Le succès revient donc autant à Kaufmann qu’aux instrumentistes : les musiciens regroupés au sein du Kammerorchester Wien-Berlin sous la direction du violoniste Rainer Honeck (frère de Manfred) sont issus des Orchestres Philharmoniques de Vienne et de Berlin, ce qui veut tout dire. La 10e Symphonie pour cordes de Mendelssohn, virtuose et savante, révèle déjà la rigueur et la cohérence de leur jeu, le Sextuor de Capriccio soulignant quant à lui la qualité des individualités en présence. La Nuit Transfigurée est également de ces pièces qui semblent écrites pour une pluralité de solistes davantage que pour un orchestre ; la formation s’y plonge avec délices, se joue des difficultés accumulées, tout au long de la partition, par un Schoenberg encore jeune mais déjà aguerri et ambitieux, et subjugue par sa puissance et par sa beauté, dans cette œuvre de l’extase où le Wagner de Tristan et Isolde n’est jamais bien loin.

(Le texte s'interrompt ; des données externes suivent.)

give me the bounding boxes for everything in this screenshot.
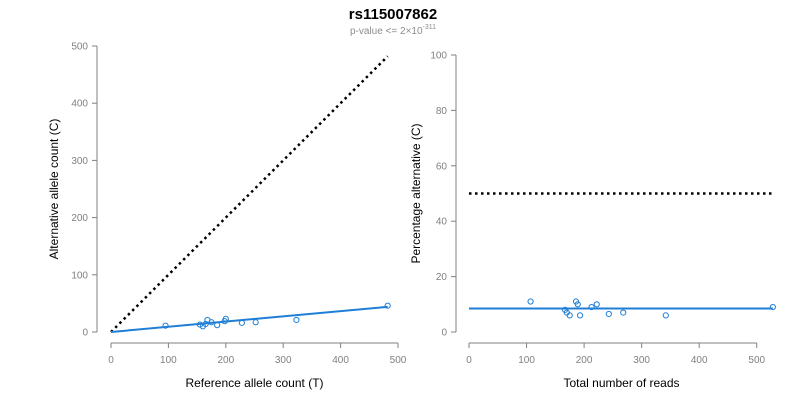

Extase, Tristan et Isolde, Wagner : les trois se conjuguent lorsque Jonas Kaufmann, qui a assisté depuis la salle à la deuxième partie du concert, remonte sur scène interpréter le « Träume » conclusif des Wesendonck-Lieder, dont il a déjà montré au disque toutes les affinités qu’on pouvait lui trouver avec une voix d’homme. Triomphe oblige, « Zueignung » vient conclure, en bonne et due forme, cette étonnante soirée où la Vienne-fin-de-siècle s’est délocalisée à Versailles.